Just compensation is thus necessary when, for example, the government requires property
owners to permit third-party cable television companies to install cable facilities on a building,
Loretto, 458 U.S. at 422, or requires owners to submit to a public easement on their property.
Nollan v. California Coastal Com’n, 483 U.S. 825, 831 (1987) (finding taking where government
gives public “a permanent and continuous right to pass to and fro”); Chmielewski v. City of St.
Pete Beach, 890 F.3d 942, 947 (11th Cir. 2018) (finding permanent physical taking where
municipality encouraged public access to and hosted public events on private, beachfront
property, and declined to enforce trespassing laws upon owner’s request). Whereas a limited
restriction on an owner’s “right to exclude” does not necessarily constitute a taking, e.g.,
PruneYard Shopping Ctr., 447 U.S. at 82–86 (no taking where law required shopping mall,
otherwise open to public, to allow peaceful, political leafletting on property), a permanent
“eviscerat[ion]” of an owner’s “right to exclude” does. Dolan v. City of Tigard, 512 U.S. 374,
384, 394 (1994) (concluding hypothetical public easement would, “[w]ithout question,” be a
taking).
As explained above, the Act — as it existed between 2015 and 2019 — banned full-
service stations from being “discontinued.” D.C. Code § 36–304.01(b) (2015). The Supreme
Court’s analysis in Nollan is instructive as to why such a prohibition imposes a physical taking.
There, the Court had “no doubt there would have been a taking” had the government “required
[plaintiffs] to make an easement across their [property] available to the public on a permanent
basis.” 483 U.S. at 831. In doing so, the government would have taken the plaintiffs’ right to
14
exclude by granting the public “a permanent and continuous right to pass to and fro, so that the
real property may continuously be traversed, even though no particular individual [would be]

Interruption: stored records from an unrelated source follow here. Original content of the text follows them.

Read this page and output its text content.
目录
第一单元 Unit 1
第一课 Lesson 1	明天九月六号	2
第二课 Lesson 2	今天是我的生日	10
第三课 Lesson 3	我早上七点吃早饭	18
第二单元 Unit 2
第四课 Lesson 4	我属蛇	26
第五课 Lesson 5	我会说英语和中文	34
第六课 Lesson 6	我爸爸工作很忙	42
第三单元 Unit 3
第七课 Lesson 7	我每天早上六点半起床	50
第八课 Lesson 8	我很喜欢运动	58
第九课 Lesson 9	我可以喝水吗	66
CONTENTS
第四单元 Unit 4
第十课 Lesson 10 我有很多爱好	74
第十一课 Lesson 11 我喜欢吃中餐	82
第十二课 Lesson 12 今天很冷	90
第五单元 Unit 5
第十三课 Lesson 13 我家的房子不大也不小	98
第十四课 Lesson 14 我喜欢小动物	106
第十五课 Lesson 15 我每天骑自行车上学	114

permitted to station himself permanently upon the premises.” Id. at 832; see also Dolan, 512
U.S. at 394; cf. Kaiser Aetna, 444 U.S. at 180 (noting, in considering regulatory taking, that
“even if the Government physically invades only an easement in property, it must nonetheless
pay just compensation”).
The District acknowledges that a “requirement that the public have access” to private
property “support[s] the finding of a taking,” Def. Reply at 4 (discussing Nollan, 483 U.S. 825),
but contends that the RSSA does not do so. According to the city, under the RSSA, Petworth
“would not have to admit a single member of the public onto the Property and, having admitted
one, could exclude any other member it chose for any legal reason.” Id. In other words, Plaintiff
retained the very “right to exclude” that it argues it lost. This position is running on empty.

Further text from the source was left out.